The management with the chairman as the central figure could win in the vote against Sovereign, thanks in large part to SK’s vigorous business performance.

SK Corporation achieved a record high in business performance in 2004, posting 17.39 trillion won in sales, 1.61 trillion won in operating income and reached an all time high of 1.64 trillion won in net income.

On the outcome of the vote, Sovereign expressed disappointment.

Chief Executive Officer James Fitter criticized, saying, “SK Corp. lost an opportunity to have a leader with integrity, and the outcome means a backward movement for the Korean capital market.”

Last November, when Sovereign filed a petition to the court to hold an ad hoc general shareholders’ meeting, the court turned down its petition for an approval one month later. However, the corporation plans to push for more legal processes to hold a shareholders’ meeting, leaving a chance of disputes regarding SK.
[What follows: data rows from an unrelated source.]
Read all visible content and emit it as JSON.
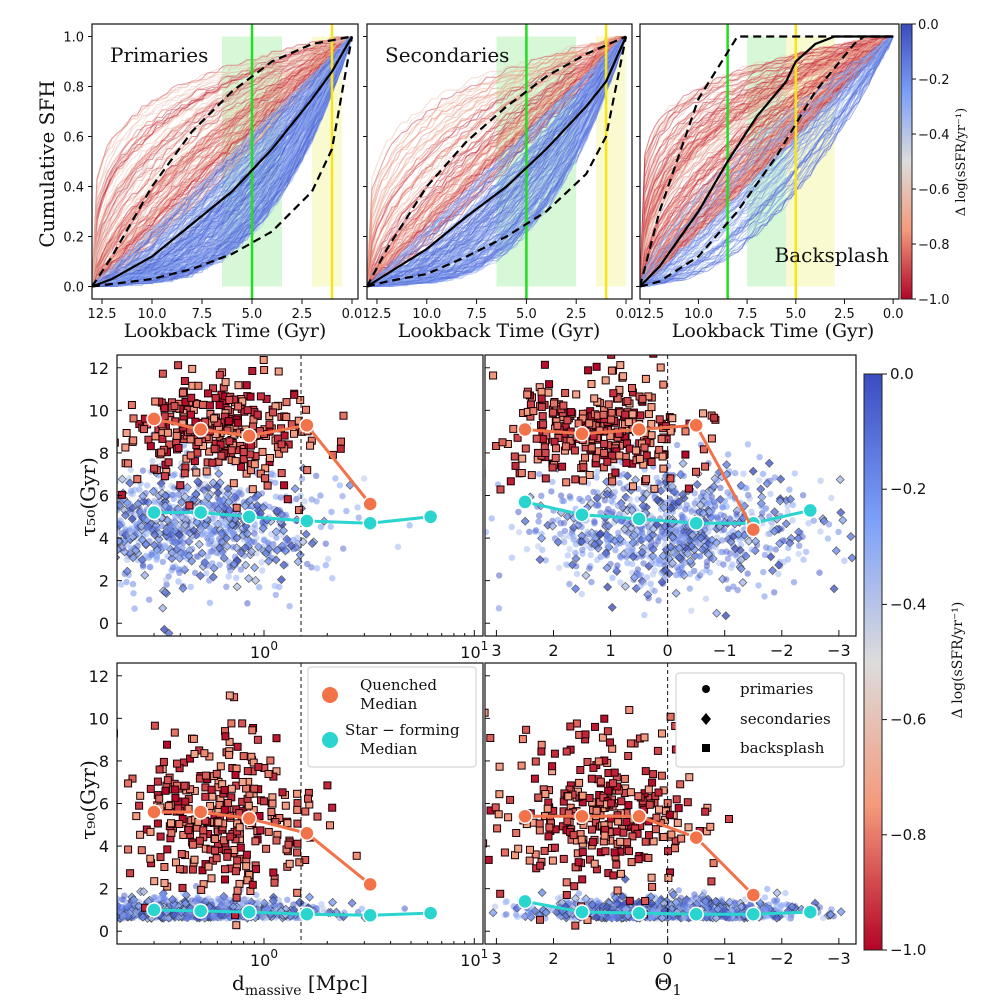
{
  "chart_data": [
    {
      "type": "line",
      "panels": [
        {
          "title": "Primaries",
          "bands": [
            [
              6.5,
              3.5
            ],
            [
              2.0,
              0.5
            ]
          ],
          "vlines": [
            5.0,
            1.0
          ],
          "median": [
            [
              13.0,
              0
            ],
            [
              12,
              0.03
            ],
            [
              10,
              0.12
            ],
            [
              8,
              0.25
            ],
            [
              6,
              0.38
            ],
            [
              4,
              0.55
            ],
            [
              2,
              0.75
            ],
            [
              1,
              0.86
            ],
            [
              0,
              1.0
            ]
          ],
          "upper": [
            [
              13.0,
              0
            ],
            [
              12,
              0.12
            ],
            [
              10,
              0.4
            ],
            [
              8,
              0.62
            ],
            [
              6,
              0.78
            ],
            [
              4,
              0.9
            ],
            [
              2,
              0.97
            ],
            [
              0,
              1.0
            ]
          ],
          "lower": [
            [
              13.0,
              0
            ],
            [
              12,
              0.01
            ],
            [
              10,
              0.03
            ],
            [
              8,
              0.07
            ],
            [
              6,
              0.13
            ],
            [
              4,
              0.22
            ],
            [
              2,
              0.38
            ],
            [
              1,
              0.55
            ],
            [
              0,
              1.0
            ]
          ],
          "n_red": 130,
          "n_blue": 230
        },
        {
          "title": "Secondaries",
          "bands": [
            [
              6.5,
              2.5
            ],
            [
              1.5,
              0.0
            ]
          ],
          "vlines": [
            5.0,
            1.0
          ],
          "median": [
            [
              13.0,
              0
            ],
            [
              12,
              0.05
            ],
            [
              10,
              0.15
            ],
            [
              8,
              0.28
            ],
            [
              6,
              0.4
            ],
            [
              4,
              0.55
            ],
            [
              2,
              0.72
            ],
            [
              1,
              0.82
            ],
            [
              0,
              1.0
            ]
          ],
          "upper": [
            [
              13.0,
              0
            ],
            [
              12,
              0.15
            ],
            [
              10,
              0.4
            ],
            [
              8,
              0.58
            ],
            [
              6,
              0.72
            ],
            [
              4,
              0.84
            ],
            [
              2,
              0.93
            ],
            [
              0,
              1.0
            ]
          ],
          "lower": [
            [
              13.0,
              0
            ],
            [
              12,
              0.02
            ],
            [
              10,
              0.05
            ],
            [
              8,
              0.12
            ],
            [
              6,
              0.2
            ],
            [
              4,
              0.3
            ],
            [
              2,
              0.45
            ],
            [
              1,
              0.6
            ],
            [
              0,
              1.0
            ]
          ],
          "n_red": 90,
          "n_blue": 160
        },
        {
          "title": "Backsplash",
          "bands": [
            [
              7.5,
              5.5
            ],
            [
              5.5,
              3.0
            ]
          ],
          "vlines": [
            8.5,
            5.0
          ],
          "median": [
            [
              13.0,
              0
            ],
            [
              12,
              0.08
            ],
            [
              10,
              0.3
            ],
            [
              8.5,
              0.5
            ],
            [
              7,
              0.68
            ],
            [
              5.5,
              0.82
            ],
            [
              5,
              0.9
            ],
            [
              4,
              0.97
            ],
            [
              3,
              1.0
            ],
            [
              0,
              1.0
            ]
          ],
          "upper": [
            [
              13.0,
              0
            ],
            [
              12,
              0.3
            ],
            [
              10,
              0.75
            ],
            [
              8,
              1.0
            ],
            [
              0,
              1.0
            ]
          ],
          "lower": [
            [
              13.0,
              0
            ],
            [
              12,
              0.02
            ],
            [
              10,
              0.12
            ],
            [
              8,
              0.3
            ],
            [
              6,
              0.52
            ],
            [
              4,
              0.78
            ],
            [
              2,
              0.97
            ],
            [
              1.5,
              1.0
            ],
            [
              0,
              1.0
            ]
          ],
          "n_red": 190,
          "n_blue": 60
        }
      ],
      "ylabel": "Cumulative SFH",
      "xlabel": "Lookback Time (Gyr)",
      "xlim": [
        13.0,
        -0.3
      ],
      "ylim": [
        -0.05,
        1.05
      ],
      "xticks": [
        "12.5",
        "10.0",
        "7.5",
        "5.0",
        "2.5",
        "0.0"
      ],
      "xtick_values": [
        12.5,
        10.0,
        7.5,
        5.0,
        2.5,
        0.0
      ],
      "yticks": [
        "0.0",
        "0.2",
        "0.4",
        "0.6",
        "0.8",
        "1.0"
      ],
      "ytick_values": [
        0.0,
        0.2,
        0.4,
        0.6,
        0.8,
        1.0
      ],
      "colorbar": {
        "label": "Δ log(sSFR/yr⁻¹)",
        "range": [
          -1.0,
          0.0
        ],
        "ticks": [
          "0.0",
          "−0.2",
          "−0.4",
          "−0.6",
          "−0.8",
          "−1.0"
        ],
        "tick_values": [
          0.0,
          -0.2,
          -0.4,
          -0.6,
          -0.8,
          -1.0
        ]
      }
    },
    {
      "type": "scatter",
      "ylabel_t50": "τ₅₀(Gyr)",
      "ylabel_t90": "τ₉₀(Gyr)",
      "xlabel_left": "d_massive [Mpc]",
      "xlabel_left_main": "d",
      "xlabel_left_sub": "massive",
      "xlabel_left_unit": " [Mpc]",
      "xlabel_right": "Θ₁",
      "xlabel_right_main": "Θ",
      "xlabel_right_sub": "1",
      "xlim_left_log": [
        0.2,
        11
      ],
      "xlim_right": [
        3.2,
        -3.3
      ],
      "ylim": [
        -0.6,
        12.6
      ],
      "yticks": [
        "0",
        "2",
        "4",
        "6",
        "8",
        "10",
        "12"
      ],
      "ytick_values": [
        0,
        2,
        4,
        6,
        8,
        10,
        12
      ],
      "xticks_left": [
        "10⁰",
        "10¹"
      ],
      "xticks_left_base": "10",
      "xticks_left_exps": [
        "0",
        "1"
      ],
      "xtick_left_values": [
        1,
        10
      ],
      "xticks_right": [
        "3",
        "2",
        "1",
        "0",
        "−1",
        "−2",
        "−3"
      ],
      "xtick_right_values": [
        3,
        2,
        1,
        0,
        -1,
        -2,
        -3
      ],
      "vline_left": 1.5,
      "vline_right": 0,
      "medians": {
        "t50_left": {
          "quenched": [
            [
              0.3,
              9.6
            ],
            [
              0.5,
              9.1
            ],
            [
              0.85,
              8.8
            ],
            [
              1.6,
              9.3
            ],
            [
              3.2,
              5.6
            ]
          ],
          "starforming": [
            [
              0.3,
              5.2
            ],
            [
              0.5,
              5.2
            ],
            [
              0.85,
              5.0
            ],
            [
              1.6,
              4.8
            ],
            [
              3.2,
              4.7
            ],
            [
              6.2,
              5.0
            ]
          ]
        },
        "t50_right": {
          "quenched": [
            [
              2.5,
              9.1
            ],
            [
              1.5,
              8.9
            ],
            [
              0.5,
              9.1
            ],
            [
              -0.5,
              9.3
            ],
            [
              -1.5,
              4.4
            ]
          ],
          "starforming": [
            [
              2.5,
              5.7
            ],
            [
              1.5,
              5.1
            ],
            [
              0.5,
              4.9
            ],
            [
              -0.5,
              4.7
            ],
            [
              -1.5,
              4.7
            ],
            [
              -2.5,
              5.3
            ]
          ]
        },
        "t90_left": {
          "quenched": [
            [
              0.3,
              5.6
            ],
            [
              0.5,
              5.6
            ],
            [
              0.85,
              5.3
            ],
            [
              1.6,
              4.6
            ],
            [
              3.2,
              2.2
            ]
          ],
          "starforming": [
            [
              0.3,
              1.0
            ],
            [
              0.5,
              0.95
            ],
            [
              0.85,
              0.9
            ],
            [
              1.6,
              0.8
            ],
            [
              3.2,
              0.75
            ],
            [
              6.2,
              0.85
            ]
          ]
        },
        "t90_right": {
          "quenched": [
            [
              2.5,
              5.4
            ],
            [
              1.5,
              5.4
            ],
            [
              0.5,
              5.4
            ],
            [
              -0.5,
              4.4
            ],
            [
              -1.5,
              1.7
            ]
          ],
          "starforming": [
            [
              2.5,
              1.4
            ],
            [
              1.5,
              0.9
            ],
            [
              0.5,
              0.85
            ],
            [
              -0.5,
              0.8
            ],
            [
              -1.5,
              0.8
            ],
            [
              -2.5,
              0.9
            ]
          ]
        }
      },
      "legend_left": [
        {
          "label_line1": "Quenched",
          "label_line2": "Median",
          "color": "#f2734a"
        },
        {
          "label_line1": "Star − forming",
          "label_line2": "Median",
          "color": "#2ad4cf"
        }
      ],
      "legend_right": [
        {
          "marker": "circle",
          "label": "primaries"
        },
        {
          "marker": "diamond",
          "label": "secondaries"
        },
        {
          "marker": "square",
          "label": "backsplash"
        }
      ],
      "colorbar": {
        "label": "Δ log(sSFR/yr⁻¹)",
        "range": [
          -1.0,
          0.0
        ],
        "ticks": [
          "0.0",
          "−0.2",
          "−0.4",
          "−0.6",
          "−0.8",
          "−1.0"
        ],
        "tick_values": [
          0.0,
          -0.2,
          -0.4,
          -0.6,
          -0.8,
          -1.0
        ]
      }
    }
  ],
  "colors": {
    "quenched": "#f2734a",
    "starforming": "#2ad4cf",
    "green_line": "#22dd22",
    "yellow_line": "#f5e61a",
    "green_band": "#c9f5c9",
    "yellow_band": "#f8f8c0"
  }
}
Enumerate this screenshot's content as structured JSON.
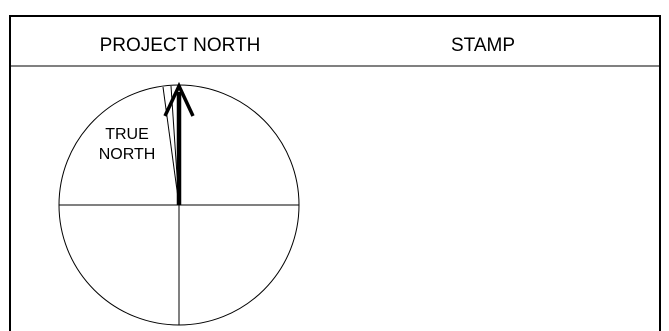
{
  "header": {
    "project_north_title": "PROJECT NORTH",
    "stamp_title": "STAMP"
  },
  "compass": {
    "true_north_line1": "TRUE",
    "true_north_line2": "NORTH"
  }
}
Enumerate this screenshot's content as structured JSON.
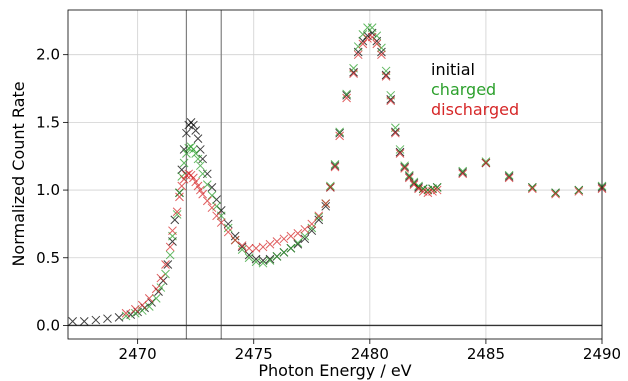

But considering the defeat of Sovereign after most institutional investors turned their back, Sovereign’s ground will weaken more.

Meanwhile, Chey, with strong support from shareholders, is expected to bolster his stance in management and come to the fore in various social activities, as well as become free from burden he suffered during disputes over the control of the company with Sovereign.